Fuck the fosters.
They hate me, they always have.
They never usually tried to reach out to me.
Live and let live you know?
But recently they started getting mad at me for little things.
'Why'd you put your shoes like that?'
'Why'd you fold the napkins like that?'
'Why are you a few minutes late to dinner?'
'Can't you just listen to us? Why do you have to be so annoying?'
And it went on.
I couldn't take it, I just couldn't. I yelled and they yelled back.
It was only a matter of time before they called someone from CPS or something and took me away.
I knew how it was with these people.
Before they could call some stupid adult, I ran.
It was dark outside and I went into some alley or the other I don't know. I can't remember. It's all so blurry and.. painful. There were people. Some kid I got into a fight with at school and their group of delinquent friends I think. I tried to fight back but I don't think it worked. I remember throwing a lazy punch and having it land softly on some douche's face and being pinned on the ground, but I can't remember much else. All I know was that everything hurt and I had nowhere to go.
I managed to pick myself up... somehow. The lights were dim and the streets were narrow, but I found myself walking down a familiar path. I stopped at a house.
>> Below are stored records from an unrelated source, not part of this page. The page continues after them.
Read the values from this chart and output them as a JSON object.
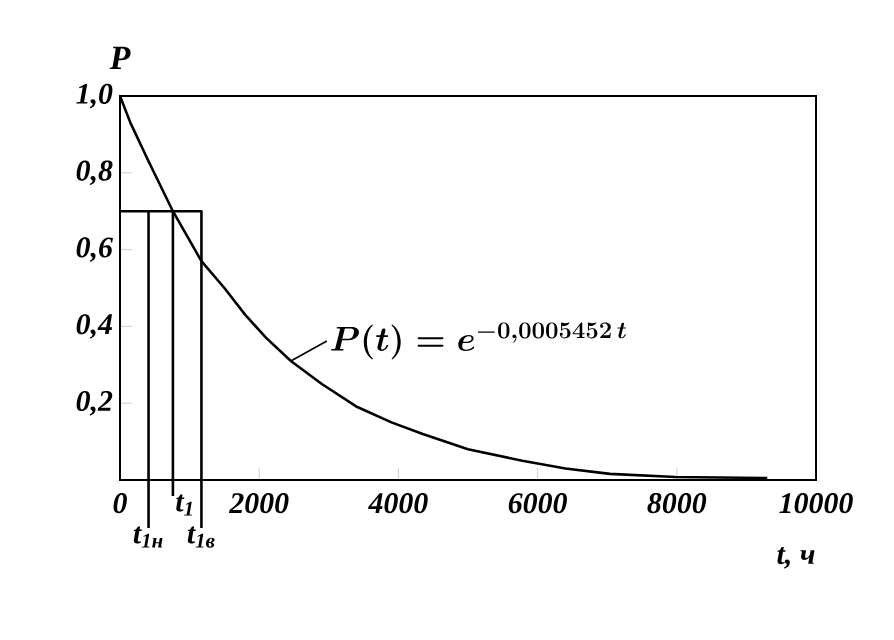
{
  "chart_data": {
    "type": "line",
    "xlabel": "t, ч",
    "ylabel": "P",
    "series": [
      {
        "x": [
          0,
          150,
          410,
          760,
          1170,
          1500,
          1800,
          2100,
          2455,
          2900,
          3410,
          3900,
          4350,
          5000,
          5780,
          6400,
          7040,
          7980,
          9300
        ],
        "values": [
          1,
          0.93,
          0.83,
          0.7,
          0.57,
          0.5,
          0.43,
          0.37,
          0.31,
          0.25,
          0.19,
          0.15,
          0.12,
          0.08,
          0.05,
          0.03,
          0.016,
          0.008,
          0.005
        ],
        "color": "#000000"
      },
      {
        "x": [
          0,
          1170,
          1170,
          null,
          410,
          410,
          null,
          760,
          760
        ],
        "values": [
          0.7,
          0.7,
          0,
          null,
          0,
          0.7,
          null,
          0,
          0.7
        ],
        "color": "#000000"
      }
    ],
    "xlim": [
      0,
      10000
    ],
    "ylim": [
      0,
      1
    ],
    "xticks": [
      0,
      2000,
      4000,
      6000,
      8000,
      10000
    ],
    "yticks": [
      {
        "value": 0.2,
        "label": "0,2"
      },
      {
        "value": 0.4,
        "label": "0,4"
      },
      {
        "value": 0.6,
        "label": "0,6"
      },
      {
        "value": 0.8,
        "label": "0,8"
      },
      {
        "value": 1,
        "label": "1,0"
      }
    ],
    "annotations": [
      {
        "text": "t$_{1н}$",
        "x": 410,
        "y": 0
      },
      {
        "text": "t$_{1}$",
        "x": 760,
        "y": 0
      },
      {
        "text": "t$_{1в}$",
        "x": 1170,
        "y": 0
      },
      {
        "text": "\\boldsymbol{P(t)=e^{-0{,}0005452\\,t}}",
        "x": 2455,
        "y": 0.31
      }
    ],
    "grid": false,
    "marker": "none",
    "line_style": "solid"
  }
}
Her house.
Cathy's description of my arrival
I'll be honest, I didn't know where else to go.
Luckily, she was awake and answered the door.
I think I crashed into her, because she had to carry me to the bathroom to help clear up the wounds and apply medicine and bandages.
I think I got back to my senses around that time.
She asked me what happened and I managed to croak out 'gang beating' before going silent again.
After a while, she took me to the kitchen and opened the fridge.
'I'm making hot chocolate, do you want some?'
'Sure'
We didn't talk about my predicament after that.
When we both eventually went to bed, she let me have her bed and took the mattress for herself. I was not in a position where I could object.
I woke up with her beside me, lying on the same bed.